More than 40 years after he died, the Franco era remains a sensitive subject in Spain. The plan to move his remains divides Spanish society and political parties, and has been delayed several times over the past months. His family opposes the exhumation.
Once the removal order has been approved, Prime Minister Pedro Sanchez's government will give Franco's family 15 days to choose a place for the dictator's remains to be reburied, according to eldiario.es website.
During Franco's 1939-1975 rule, tens of thousands of his opponents were killed and imprisoned in a campaign to wipe out dissent. As many as 500,000 combatants and civilians died in the preceding civil war.
Transforming the "Valley of the Fallen" site, marked by a 152-metre (500-foot) cross on a mountainside and criticized as Europe's only remaining monument to a fascist leader, into a memorial to victims of the brutal civil war, is a longstanding ambition of the Socialist Party.
Sanchez's promise to remove Franco's remains before the end of his term was one of several high-profile measures intended to appeal to left-wing voters, alongside naming a majority-female cabinet and initially receiving more migrants rescued in the Mediterranean.
The plan to approve the decree comes as speculation grows that Sanchez might call an early election if his government, which controls fewer than a quarter of seats in parliament, fails to persuade lawmakers to back its budget on Wednesday.

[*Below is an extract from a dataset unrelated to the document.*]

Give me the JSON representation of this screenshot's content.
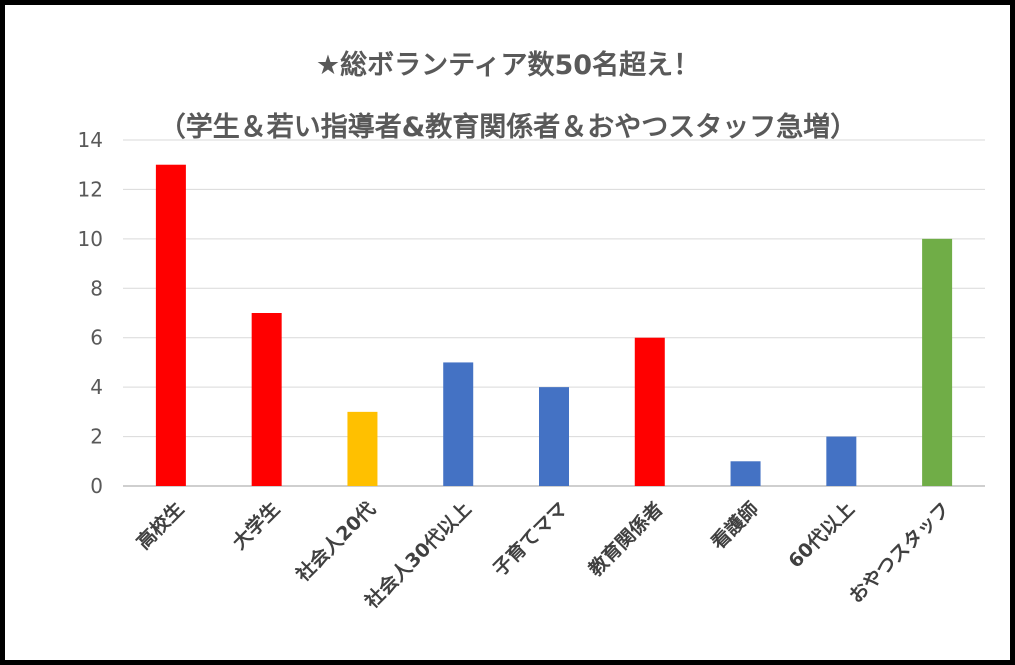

Franco's family has said that if his remains are removed, he should be reinterred at the Almudena Roman Catholic Cathedral in central Madrid, where his daughter is buried and where the family owns a burial space.
But a government report last December concluded that the cathedral was unsuitable as a burial place for security reasons.
Franco's descendants intend to appeal any decision to move his remains, according to Spanish media.